The lCounter consists of a LOCK bit as the bottom bit and a change counter in the remaining bits. (Choosing the bottom bit as the LOCK bit makes the operations of clearing the lock and incrementing the counter very simple.)

There are two parts to this function, the part that reads the cache and the part that updates the cache.

To read the cache, we first read the counter with acquire semantics, so that the reads of nLast and fLast­Is­Prime will not take place until after we get the counter. If the counter says that the cache is not locked, then we go ahead and fetch the last value and the last result. If the last value in the cache matches the value we're calculating, then we go ahead and use the last result. But as a final check, we make sure that the counter hasn't changed while we were busy looking at the protected variables. If it has, then it means that we may have read inconsistent values and cannot trust the cached result.

If we have a cache miss or we couldn't access the cache, we go ahead and calculate the result the slow way.

Next, we try to update the cache. This time, instead of just looking to see whether the cache is locked, we try to lock it ourselves by setting the bottom bit. (If the lock fails, then we skip the cache update and just return the value we calculated.) Once the lock is taken, we update the protected variables, then atomically release the lock and increment the counter. (This is where putting the lock in the bottom bit comes in handy: You can increment the counter by adding 2 and not worry about a carry out of the counter bits turning into an accidental lock bit.) We use Release semantics so that the values of the protected values are committed to memory before lock bit clears.

Note that in both halves of the function, if the cache is locked, we just proceed as if there were no cache at all. The theory here is that it's better just to say "Oh, the heck with it, I'll just do it myself" than to line up and wait to access the cache. Continuing instead of waiting avoids problems like priority inversion, but it also means that you get some spurious cache misses. Fortunately, since it's just a cache, an occasional spurious miss is not the end of the world.
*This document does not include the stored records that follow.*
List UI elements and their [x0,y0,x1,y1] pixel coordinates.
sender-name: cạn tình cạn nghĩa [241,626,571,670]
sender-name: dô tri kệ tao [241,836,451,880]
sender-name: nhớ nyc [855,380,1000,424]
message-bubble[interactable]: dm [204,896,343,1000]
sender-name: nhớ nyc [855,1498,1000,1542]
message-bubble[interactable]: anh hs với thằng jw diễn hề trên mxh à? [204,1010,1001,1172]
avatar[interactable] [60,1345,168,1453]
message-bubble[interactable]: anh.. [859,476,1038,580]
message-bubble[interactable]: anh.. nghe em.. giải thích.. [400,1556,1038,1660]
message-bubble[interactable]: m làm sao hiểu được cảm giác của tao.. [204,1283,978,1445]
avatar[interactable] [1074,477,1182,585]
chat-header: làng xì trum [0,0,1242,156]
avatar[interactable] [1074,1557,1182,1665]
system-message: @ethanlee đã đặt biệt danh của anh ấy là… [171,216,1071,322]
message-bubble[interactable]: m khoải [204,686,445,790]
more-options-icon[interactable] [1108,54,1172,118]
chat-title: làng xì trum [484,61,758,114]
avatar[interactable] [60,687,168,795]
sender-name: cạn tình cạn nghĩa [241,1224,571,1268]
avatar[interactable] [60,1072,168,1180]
You could do something similar with the Try­Enter­Critical­Section function provided you're running Windows NT 4.0 or higher:

BOOL IsPrime(int n)
{
 static int nLast = 1;
 static BOOL fLastIsPrime = FALSE;
 BOOL fHaveAnswer = FALSE;
 BOOL fIsPrime;

 // see if we can get it from the cache
 if (TryEnterCriticalSection(&g_cs)) {
  if (n == nLast) {
   fHaveAnswer = TRUE;
   fIsPrime = fLastIsPrime;
  }
  LeaveCriticalSection(&g_cs);
 }
 if (fHaveAnswer) return fIsPrime;

 // calculate it the slow way
 fIsPrime = slow_IsPrime(n);

 // update the cache if we can
 if (TryEnterCriticalSection(&g_cs)) {
  nLast = n;
  fLastIsPrime = fIsPrime;
  LeaveCriticalSection(&g_cs);
 }
 return fIsPrime;
}

This does have the disadvantage that multiple readers will lock each other out, so we can switch to a slim reader/writer lock provided we're running on Window  7 or higher:

BOOL IsPrime(int n)
{
 static int nLast = 1;
 static BOOL fLastIsPrime = FALSE;
 BOOL fHaveAnswer = FALSE;
 BOOL fIsPrime;

 // see if we can get it from the cache
 if (TryAcquireSRWLockShared(&g_lock)) {
  if (n == nLast) {
   fHaveAnswer = TRUE;
   fIsPrime = fLastIsPrime;
  }
  ReleaseSRWLockShared(&g_lock);
 }
 if (fHaveAnswer) return fIsPrime;

 // calculate it the slow way
 fIsPrime = slow_IsPrime(n);

 // update the cache if we can
 if (TryAcquireSRWLockExclusive(&g_lock)) {
  nLast = n;
  fLastIsPrime = fIsPrime;
  LeaveSRWLockExclusive(&g_lock);
 }
 return fIsPrime;
}

This still has the problem that readers can lock out a cache update. If the function is hot (and if it weren't, why would you switch to a lock-free algorithm?), and the usage pattern shifts (say, instead of checking whether 13 is prime over and over, it starts checking whether 17 is prime over and over), everybody will be so busy reading the cache to see if the cached value is 17 that nobody will get a chance to update the cache to actually be 17!

Exercise: What constraints must be imposed on the protected variables for this technique to be successful?